Les cellules de notre corps sont constamment assujetties à des forces mécaniques qui ont une influence sur notre santé et notre bien-être – ces forces sont d’origines diverses, les mouvements de nos muscles, par exemple, de nos organes et de notre sang.
Ces déclencheurs physiques influencent la fonctionnalité normale de notre organisme comme la différentiation des cellules souches, la régénération musculaire, la croissance cellulaire et même la mort des cellules. Lorsque nos cellules perdent leur capacité de percevoir ces déclencheurs et d’y répondre, de même que leur capacité de réguler leurs propres propriétés physiques, notre santé est dramatiquement mise en péril et la maladie souvent l’inévitable conclusion.
Par ailleurs, notre connaissance des mécanismes fondamentaux ordonnant la perception et l’assimilation de l’information physique de nos cellules s’est trouvée jusqu’à tout récemment limitée et complexifiée par la dimension nanométrique à laquelle ces événements se produisent. La nanobiotechnologie nous permet de rejoindre les événements à l’échelle biologique véritable et fournit un nouvel outillage pour explorer les mécanismes moléculaires qui sous-tendent les processus biologiques. Ainsi les restrictions de la nanomédecine sont vivement dépassées, et avec cette dernière surgit la promesse de nouveaux systèmes de délivrance des médicaments, de diagnostics et de modes thérapeutiques pour soigner et prévenir les maladies.

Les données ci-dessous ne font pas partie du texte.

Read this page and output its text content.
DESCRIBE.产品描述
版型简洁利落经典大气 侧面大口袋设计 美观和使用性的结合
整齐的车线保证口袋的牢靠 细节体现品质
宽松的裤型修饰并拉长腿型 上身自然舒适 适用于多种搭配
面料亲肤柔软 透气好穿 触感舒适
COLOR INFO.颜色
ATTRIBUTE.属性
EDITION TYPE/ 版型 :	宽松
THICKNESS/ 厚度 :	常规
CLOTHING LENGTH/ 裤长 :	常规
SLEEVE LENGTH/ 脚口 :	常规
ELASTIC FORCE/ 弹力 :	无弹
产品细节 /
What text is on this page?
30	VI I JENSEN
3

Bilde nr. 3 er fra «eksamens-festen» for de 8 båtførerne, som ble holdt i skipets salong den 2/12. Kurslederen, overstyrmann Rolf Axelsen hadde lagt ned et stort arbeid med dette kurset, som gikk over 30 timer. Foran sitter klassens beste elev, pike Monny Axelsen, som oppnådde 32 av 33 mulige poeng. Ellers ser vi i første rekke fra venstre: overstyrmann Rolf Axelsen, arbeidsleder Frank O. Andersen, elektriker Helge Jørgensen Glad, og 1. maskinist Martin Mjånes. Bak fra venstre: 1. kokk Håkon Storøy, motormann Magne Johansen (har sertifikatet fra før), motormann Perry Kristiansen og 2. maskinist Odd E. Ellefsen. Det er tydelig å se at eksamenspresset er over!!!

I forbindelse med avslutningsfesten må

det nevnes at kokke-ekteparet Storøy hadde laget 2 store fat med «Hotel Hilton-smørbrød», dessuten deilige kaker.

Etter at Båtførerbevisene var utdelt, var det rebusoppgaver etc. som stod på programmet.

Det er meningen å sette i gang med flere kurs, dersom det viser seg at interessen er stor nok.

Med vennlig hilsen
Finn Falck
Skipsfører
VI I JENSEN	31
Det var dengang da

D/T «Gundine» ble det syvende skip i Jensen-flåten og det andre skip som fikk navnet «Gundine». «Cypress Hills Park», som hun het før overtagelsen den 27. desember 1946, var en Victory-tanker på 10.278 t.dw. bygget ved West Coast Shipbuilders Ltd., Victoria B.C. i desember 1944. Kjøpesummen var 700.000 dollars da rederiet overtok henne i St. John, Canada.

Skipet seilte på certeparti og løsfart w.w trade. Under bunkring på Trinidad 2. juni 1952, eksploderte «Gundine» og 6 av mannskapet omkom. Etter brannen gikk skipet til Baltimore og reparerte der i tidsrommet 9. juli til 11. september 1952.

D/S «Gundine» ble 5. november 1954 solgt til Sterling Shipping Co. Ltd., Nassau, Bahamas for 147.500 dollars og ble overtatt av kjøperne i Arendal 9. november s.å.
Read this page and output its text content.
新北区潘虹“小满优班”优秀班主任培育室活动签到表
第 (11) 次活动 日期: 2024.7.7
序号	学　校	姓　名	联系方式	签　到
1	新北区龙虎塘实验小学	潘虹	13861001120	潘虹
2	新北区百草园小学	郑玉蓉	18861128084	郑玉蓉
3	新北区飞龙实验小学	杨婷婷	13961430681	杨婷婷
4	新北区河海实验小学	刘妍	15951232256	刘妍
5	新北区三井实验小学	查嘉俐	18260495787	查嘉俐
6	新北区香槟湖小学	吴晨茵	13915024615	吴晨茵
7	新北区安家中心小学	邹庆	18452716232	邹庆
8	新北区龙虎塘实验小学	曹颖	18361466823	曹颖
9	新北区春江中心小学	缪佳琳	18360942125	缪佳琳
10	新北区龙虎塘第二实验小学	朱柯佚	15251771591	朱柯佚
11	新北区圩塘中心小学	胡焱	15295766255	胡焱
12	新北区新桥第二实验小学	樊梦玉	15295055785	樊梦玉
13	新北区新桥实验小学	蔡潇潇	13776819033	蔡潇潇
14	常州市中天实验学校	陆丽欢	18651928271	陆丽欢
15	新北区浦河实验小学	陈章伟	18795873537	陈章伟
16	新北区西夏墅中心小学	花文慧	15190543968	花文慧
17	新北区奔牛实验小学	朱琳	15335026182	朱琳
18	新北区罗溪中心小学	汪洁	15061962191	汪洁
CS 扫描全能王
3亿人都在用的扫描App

Le Dr Andrew Pelling, titulaire d’une chaire de recherche du Canada en mécanique cellulaire expérimentale, est à l’avant-scène de ce meilleur des mondes que régissent de minuscules particules, dispositifs et structures. Réputé pour sa mise au point de techniques biophysiques de pointe, dont de minuscules senseurs qui agissent comme des petits doigts capables de toucher les cellules, le Dr Pelling se consacre à un gantelet expérimental de stimuli physiques visant à manipuler, rediriger et contrôler l’univers biologique cellulaire.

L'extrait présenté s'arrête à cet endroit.